Liliane s’affirme comme une réponse de la Warner au sulfureux Red-Headed Woman (Jack Conway) produit par la MGM l’année précédente et dans lequel Jean Harlow gravissait les échelons de la haute société en usant de ses charmes. Bien que marqué chacun par le spectre de la Grande Dépression, les deux films diffèrent dans le ton et principalement du fait de la personnalité de leurs actrices et héroïnes : rigolard et coquin dans Red-Headed Woman de par les exactions de Jean Harlow dont le capital sympathie faisait tout passer, plus sombre dans Liliane, manifeste féministe venant justifier l’attitude de Lily Powers (Barbara Stanwyck). Ayant grandi dans la fange d’un quartier pauvre d’une ville du sud des États-Unis puis été servante dans le bar miteux de son père, elle a régulièrement été confrontée au machisme et à l’attitude libidineuse de clients répugnants qui, entre mains baladeuses et remarques salaces, donnaient une vision désastreuse de la gent masculine.

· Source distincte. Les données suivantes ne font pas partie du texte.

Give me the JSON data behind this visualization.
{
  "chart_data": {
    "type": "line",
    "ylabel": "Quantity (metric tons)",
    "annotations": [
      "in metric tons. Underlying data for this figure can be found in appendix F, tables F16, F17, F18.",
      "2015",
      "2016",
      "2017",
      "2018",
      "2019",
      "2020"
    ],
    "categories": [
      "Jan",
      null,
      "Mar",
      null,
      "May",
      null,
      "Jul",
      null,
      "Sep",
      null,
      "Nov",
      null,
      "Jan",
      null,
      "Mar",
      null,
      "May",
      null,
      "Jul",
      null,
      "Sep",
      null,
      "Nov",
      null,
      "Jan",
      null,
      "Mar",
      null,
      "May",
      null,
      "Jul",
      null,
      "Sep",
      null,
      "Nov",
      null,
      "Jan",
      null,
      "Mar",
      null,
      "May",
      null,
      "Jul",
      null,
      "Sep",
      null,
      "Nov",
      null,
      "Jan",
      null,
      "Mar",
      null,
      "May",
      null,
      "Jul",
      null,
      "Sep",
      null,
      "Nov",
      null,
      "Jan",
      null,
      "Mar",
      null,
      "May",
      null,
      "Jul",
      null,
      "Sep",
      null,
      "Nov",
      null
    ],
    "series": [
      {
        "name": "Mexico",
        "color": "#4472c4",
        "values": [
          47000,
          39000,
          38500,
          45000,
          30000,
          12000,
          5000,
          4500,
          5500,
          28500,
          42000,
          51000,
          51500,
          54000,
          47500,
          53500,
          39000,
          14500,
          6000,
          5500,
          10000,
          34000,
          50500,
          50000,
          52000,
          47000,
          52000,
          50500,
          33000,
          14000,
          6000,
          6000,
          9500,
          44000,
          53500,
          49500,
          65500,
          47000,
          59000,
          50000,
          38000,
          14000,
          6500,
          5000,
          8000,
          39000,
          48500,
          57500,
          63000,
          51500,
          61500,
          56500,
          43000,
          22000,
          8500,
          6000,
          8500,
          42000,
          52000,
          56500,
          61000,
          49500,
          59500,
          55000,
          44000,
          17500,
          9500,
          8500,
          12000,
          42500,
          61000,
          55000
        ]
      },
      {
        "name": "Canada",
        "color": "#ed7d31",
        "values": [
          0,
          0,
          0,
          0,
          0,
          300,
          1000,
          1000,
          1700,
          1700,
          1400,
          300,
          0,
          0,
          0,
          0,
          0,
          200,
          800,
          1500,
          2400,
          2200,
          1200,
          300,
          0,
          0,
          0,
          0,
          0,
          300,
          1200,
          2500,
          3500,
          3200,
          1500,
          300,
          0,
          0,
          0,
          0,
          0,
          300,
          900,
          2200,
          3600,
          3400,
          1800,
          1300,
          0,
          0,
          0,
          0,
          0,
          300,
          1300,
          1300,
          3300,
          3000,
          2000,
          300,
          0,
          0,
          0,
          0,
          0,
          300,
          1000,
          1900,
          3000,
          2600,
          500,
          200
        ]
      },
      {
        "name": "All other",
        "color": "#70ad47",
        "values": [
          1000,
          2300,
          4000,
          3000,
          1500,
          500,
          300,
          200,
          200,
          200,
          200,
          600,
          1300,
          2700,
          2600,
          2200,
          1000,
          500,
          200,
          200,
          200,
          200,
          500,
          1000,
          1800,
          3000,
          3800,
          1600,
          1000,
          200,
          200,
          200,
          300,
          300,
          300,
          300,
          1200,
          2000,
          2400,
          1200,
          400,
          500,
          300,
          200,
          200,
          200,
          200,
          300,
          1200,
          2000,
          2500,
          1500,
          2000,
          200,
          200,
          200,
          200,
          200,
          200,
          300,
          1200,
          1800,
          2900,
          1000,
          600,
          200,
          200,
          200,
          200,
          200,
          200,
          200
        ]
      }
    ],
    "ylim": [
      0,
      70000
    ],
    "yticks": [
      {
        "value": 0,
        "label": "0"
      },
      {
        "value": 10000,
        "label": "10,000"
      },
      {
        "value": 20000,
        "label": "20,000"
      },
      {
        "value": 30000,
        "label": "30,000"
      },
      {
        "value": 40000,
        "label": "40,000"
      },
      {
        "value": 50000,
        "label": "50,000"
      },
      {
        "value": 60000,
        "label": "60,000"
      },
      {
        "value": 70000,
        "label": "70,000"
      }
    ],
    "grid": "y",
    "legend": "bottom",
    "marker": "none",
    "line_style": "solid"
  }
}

Le dégoût des hommes de Lily remonte à loin, à son père surtout, qui l’abusa et la donna en pâture aux puissants pouvant contribuer à ses affaires. Lorsque ce géniteur indigne meurt accidentellement, le seul homme l’ayant jusque-là soutenue la pousse à endosser son destin. Son attrait physique, qui a toujours fait d’elle la proie des hommes, doit désormais lui servir d’arme pouvant lui permettre de dominer et d’accéder aux sommets. Dès lors, les airs aguicheurs, les robes moulantes et les regards brûlants constitueront des pièges implacables dans lesquels tous les hommes se laisseront prendre. Et si Liliane est moins ouvertement « sexy » que Red-Headed Woman et son festival de nudité, il n’en est pas moins provocateur, car les hommes tels qu’ils y sont dépeints justifient pleinement l’attitude de l’héroïne. Lily arrive en guenilles et sans le sou au pied de l’immense building qui abrite la banque tandis que la caméra d’Alfred E. Green arpentera les étages de l’extérieur au fil de son ascension. Car à l’intérieur, les tenues se font de jour en jour plus sophistiquées, la séduction plus subtile et les cibles à conquérir, toujours plus puissantes. À tour de rôle, les chefs de service, directeur et vice-président, succomberont tous, leur rang, âge et supposée morale étant balayés par le désir irrépressible qu’éveillera en eux Lily. Barbara Stanwyck est comme d’habitude formidable de vérité, la froide détermination de son personnage se lisant constamment sous des attitudes provocantes laissant néanmoins deviner un passé autrefois difficile et misérable.
La présence glaciale dissimule pourtant un vrai dépit se révélant par intermittences, que ce soit ce soir de Noël passé en solitaire où le terrible fait divers qu’elle provoquera mais qui, comme souvent, révélera l’inconsistance masculine. La rencontre avec un homme sachant ce qu’elle est (George Brent), prêt à l’aimer au-delà du simple assouvissement charnel, fera peut-être vaciller l’ambitieuse. C’est en tous cas ce que suggère la conclusion du film, certes justifiée par la censure. Une séquence retrouvée en 2004, incluse dans la version restaurée du film, la rendra pourtant bien plus cinglante et amorale, confirmant ainsi que Liliane demeure l’un des films Pré-Code les plus brillants de son époque.